Tag Archives: Galapagos

The Finch’s Beak

I’m working on a new, easier-to-read book about science and God. As one example of how natural selection has never created new kinds of creatures, I discuss the finch’s beak. One of my “test” readers was surprised: “Isn’t that one of the key examples given to support evolution?” She’s right, it is, which shows how distorted the evolutionary literature has become. Let’s look at the real facts about changes in the beaks of finches, and you can decide for yourself.
Finches are smallish birds found in most parts of the world. According to evolutionary myth, Charles Darwin noticed differences in the size of the beaks of species of finches when he visited the Galapagos Islands in 1835. He supposedly concluded that the birds had adapted, by natural selection, to different diets. Then, a mere 24 years later, in 1859, he was inspired by the beaks of finches to conceive and publish his theory of evolution.

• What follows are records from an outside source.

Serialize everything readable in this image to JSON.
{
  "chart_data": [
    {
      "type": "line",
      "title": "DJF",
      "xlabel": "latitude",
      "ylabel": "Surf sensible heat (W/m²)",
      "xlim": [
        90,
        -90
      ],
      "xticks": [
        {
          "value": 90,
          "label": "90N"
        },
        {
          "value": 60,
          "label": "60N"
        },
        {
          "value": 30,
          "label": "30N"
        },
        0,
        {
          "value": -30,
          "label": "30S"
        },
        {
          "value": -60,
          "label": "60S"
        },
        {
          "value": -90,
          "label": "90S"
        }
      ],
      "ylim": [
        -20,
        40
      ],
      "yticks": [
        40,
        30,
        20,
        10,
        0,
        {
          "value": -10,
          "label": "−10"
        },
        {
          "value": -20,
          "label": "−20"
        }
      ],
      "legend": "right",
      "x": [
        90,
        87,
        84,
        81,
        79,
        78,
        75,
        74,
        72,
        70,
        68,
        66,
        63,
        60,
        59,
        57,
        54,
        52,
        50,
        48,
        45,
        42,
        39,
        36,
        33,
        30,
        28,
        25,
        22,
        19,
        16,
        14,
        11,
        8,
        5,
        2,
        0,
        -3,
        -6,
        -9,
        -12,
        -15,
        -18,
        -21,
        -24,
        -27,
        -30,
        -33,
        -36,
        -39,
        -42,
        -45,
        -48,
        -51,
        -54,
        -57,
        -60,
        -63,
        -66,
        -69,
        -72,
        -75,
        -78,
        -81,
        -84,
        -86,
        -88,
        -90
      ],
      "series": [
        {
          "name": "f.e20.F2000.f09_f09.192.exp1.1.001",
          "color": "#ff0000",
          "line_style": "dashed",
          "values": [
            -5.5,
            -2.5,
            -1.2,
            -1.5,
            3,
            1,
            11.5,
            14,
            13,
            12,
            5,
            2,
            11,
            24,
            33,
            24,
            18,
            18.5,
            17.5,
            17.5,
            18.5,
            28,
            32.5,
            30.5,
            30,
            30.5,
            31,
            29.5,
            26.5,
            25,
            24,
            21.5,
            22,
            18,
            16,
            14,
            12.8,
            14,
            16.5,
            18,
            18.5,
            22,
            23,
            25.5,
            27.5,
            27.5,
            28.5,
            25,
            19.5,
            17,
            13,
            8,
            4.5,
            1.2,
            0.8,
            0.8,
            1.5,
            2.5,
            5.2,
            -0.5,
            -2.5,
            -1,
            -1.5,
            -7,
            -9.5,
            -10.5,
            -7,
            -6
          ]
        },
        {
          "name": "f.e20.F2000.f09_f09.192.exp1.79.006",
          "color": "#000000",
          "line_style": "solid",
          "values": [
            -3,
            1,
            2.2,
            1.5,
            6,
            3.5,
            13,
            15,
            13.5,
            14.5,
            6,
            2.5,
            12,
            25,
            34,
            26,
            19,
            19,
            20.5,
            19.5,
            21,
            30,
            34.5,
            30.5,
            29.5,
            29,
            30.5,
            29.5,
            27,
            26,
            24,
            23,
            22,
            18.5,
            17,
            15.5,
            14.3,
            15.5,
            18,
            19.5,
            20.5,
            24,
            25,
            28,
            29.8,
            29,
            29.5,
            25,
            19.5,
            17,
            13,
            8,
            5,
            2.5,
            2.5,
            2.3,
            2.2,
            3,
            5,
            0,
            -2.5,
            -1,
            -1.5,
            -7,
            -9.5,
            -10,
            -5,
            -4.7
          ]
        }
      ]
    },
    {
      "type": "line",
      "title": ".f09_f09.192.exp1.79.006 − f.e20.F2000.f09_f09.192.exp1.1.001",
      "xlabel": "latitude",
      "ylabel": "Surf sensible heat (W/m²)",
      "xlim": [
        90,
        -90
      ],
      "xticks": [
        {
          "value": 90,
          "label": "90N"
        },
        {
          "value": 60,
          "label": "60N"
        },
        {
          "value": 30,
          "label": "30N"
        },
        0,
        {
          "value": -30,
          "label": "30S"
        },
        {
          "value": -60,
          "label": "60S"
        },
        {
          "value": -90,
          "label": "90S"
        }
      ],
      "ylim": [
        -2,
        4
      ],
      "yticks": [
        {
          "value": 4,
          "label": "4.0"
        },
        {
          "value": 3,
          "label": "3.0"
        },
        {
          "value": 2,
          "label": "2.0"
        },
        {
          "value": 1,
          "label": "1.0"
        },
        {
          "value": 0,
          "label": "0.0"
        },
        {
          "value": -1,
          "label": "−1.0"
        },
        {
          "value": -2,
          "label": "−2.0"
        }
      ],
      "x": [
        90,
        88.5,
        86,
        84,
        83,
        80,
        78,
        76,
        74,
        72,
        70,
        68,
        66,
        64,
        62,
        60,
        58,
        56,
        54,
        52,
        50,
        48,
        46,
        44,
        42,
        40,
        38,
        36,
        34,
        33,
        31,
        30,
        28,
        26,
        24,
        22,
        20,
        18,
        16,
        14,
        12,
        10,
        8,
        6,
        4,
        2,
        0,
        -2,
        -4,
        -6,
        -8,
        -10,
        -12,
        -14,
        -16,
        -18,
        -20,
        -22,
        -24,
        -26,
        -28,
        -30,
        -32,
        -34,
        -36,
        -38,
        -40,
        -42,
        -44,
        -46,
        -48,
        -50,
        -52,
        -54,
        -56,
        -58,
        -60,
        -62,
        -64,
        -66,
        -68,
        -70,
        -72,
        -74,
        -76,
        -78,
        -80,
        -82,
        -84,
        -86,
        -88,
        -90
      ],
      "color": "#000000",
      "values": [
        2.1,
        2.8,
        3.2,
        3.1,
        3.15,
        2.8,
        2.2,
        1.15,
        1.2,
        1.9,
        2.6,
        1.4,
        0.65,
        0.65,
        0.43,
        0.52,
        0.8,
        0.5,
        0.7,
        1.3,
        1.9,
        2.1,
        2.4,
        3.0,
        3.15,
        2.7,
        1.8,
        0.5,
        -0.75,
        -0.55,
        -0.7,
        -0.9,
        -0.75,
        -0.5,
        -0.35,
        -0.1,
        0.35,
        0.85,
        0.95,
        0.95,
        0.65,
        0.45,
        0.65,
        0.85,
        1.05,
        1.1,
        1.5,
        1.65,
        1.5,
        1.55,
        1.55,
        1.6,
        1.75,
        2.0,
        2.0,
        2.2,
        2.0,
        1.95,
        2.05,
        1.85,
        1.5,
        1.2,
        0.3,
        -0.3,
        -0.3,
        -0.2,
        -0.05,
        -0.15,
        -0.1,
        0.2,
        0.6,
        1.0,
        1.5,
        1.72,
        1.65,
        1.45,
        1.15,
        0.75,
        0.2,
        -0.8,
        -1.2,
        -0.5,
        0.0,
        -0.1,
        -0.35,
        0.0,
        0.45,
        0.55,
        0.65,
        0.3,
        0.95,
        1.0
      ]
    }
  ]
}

Horse manure. As historian of science Frank Sulloway states, “Nothing could be further from the truth.” Darwin never mentioned finches in his 1859 book, On the Origin of Species by Means of Natural Selection, or the Preservation of Favoured Races in the Struggle for Life (yes, Darwin was a blatant racist). Sulloway writes:

Thus the point of real historical interest is why Darwin, who surely wanted to bolster the text of the Origin with his most convincing scientific evidence, chose to omit any specific reference to a group of birds that he supposedly thought were so important for his evolutionary argument.

The finch myth, the myth that Darwin had an “eureka” moment while studying the beaks of finches, is nonsense. Darwin largely stole the theory of evolution from an 1858 letter written to him by Alfred Russell Wallace. For the story of how Darwin did that, and managed to take credit for the theory ahead of Wallace, I refer you to Tom Wolfe’s recent book The Kingdom of Speech.

Of course, facts don’t stop evolutionists. The National Academy of Science, a Darwin propaganda machine that tries to silence all discussion of design, claims finches are “a particularly compelling example” of the origin of species. The Washington Post (not my favorite newspaper) recently wrote an article on the “iconic Galapagos finches.”

Historical embellishments aside, what are the facts? In the 1970s biologists studied finches on one of the Galapagos Islands during a severe drought. The drought restricted the diet of finches to mostly large, hard-to-crack seeds. 85 percent of the finches perished. The average beak size of the survivors was 5% greater than the average beak size before the drought.

Don’t get too excited. When the rains returned, the average beak size returned to normal. To be clear, there were always finches with larger beaks and finches with smaller beaks. There were finches with larger beaks and finches with smaller beaks before the drought, there were finches with larger beaks and finches with smaller beaks during the drought, and there were finches with larger beaks and finches with smaller beaks after the drought. There was never a new kind of finch. There was no new technology created. There was only a temporary change in the relative sizes of those two populations.

What do you think? A “compelling example” of how new species are created? If you want to learn more about the myth of the finch’s beak, I would refer you to this article by Jonathan Wells. Wells concludes “never in the history of science was so much based by so many on so little.”

No one has ever found any new technology that was created by natural selection. Since 1988, scientists have watched a common type of bacteria “evolve” in the lab, grown in flasks with nutrients the bacteria eat. The bacteria reproduce more than six times a day and there have been over 60,000 generations of bacteria. The main change was that the bacteria turned into couch potatoes, fat bacteria that can’t swim. Because of mutations, errors in coding, some of the technology they used to have no longer works. Because the flasks are shaken, and the bacteria don’t need to swim to get food, the bacteria got fat and more couldn’t swim.

There is also the itsy bitsy scientific fact that, mathematically, the theory of evolution is a disaster. It is nowhere near powerful enough to build new technology. The odds of getting by mutation a new piece of technology, a new functional protein not related to another functional protein, are so hard to overcome that it may never have happened in the history of life on Earth. I give an overview of the science/math on this in pages 105 to 112 and 136 to 138 of Counting To God. Getting dozens of new pieces that work together just right to build new technology, like legs, eyes, ears, bones, or the human brain? Ridiculous almost beyond comprehension.

So the next time someone makes the absurd claim that “evolution is a fact,” you might ask that person to look at the real facts, and you might start with the finch’s beak.

Thanks for reading. Please spread the good news of true science.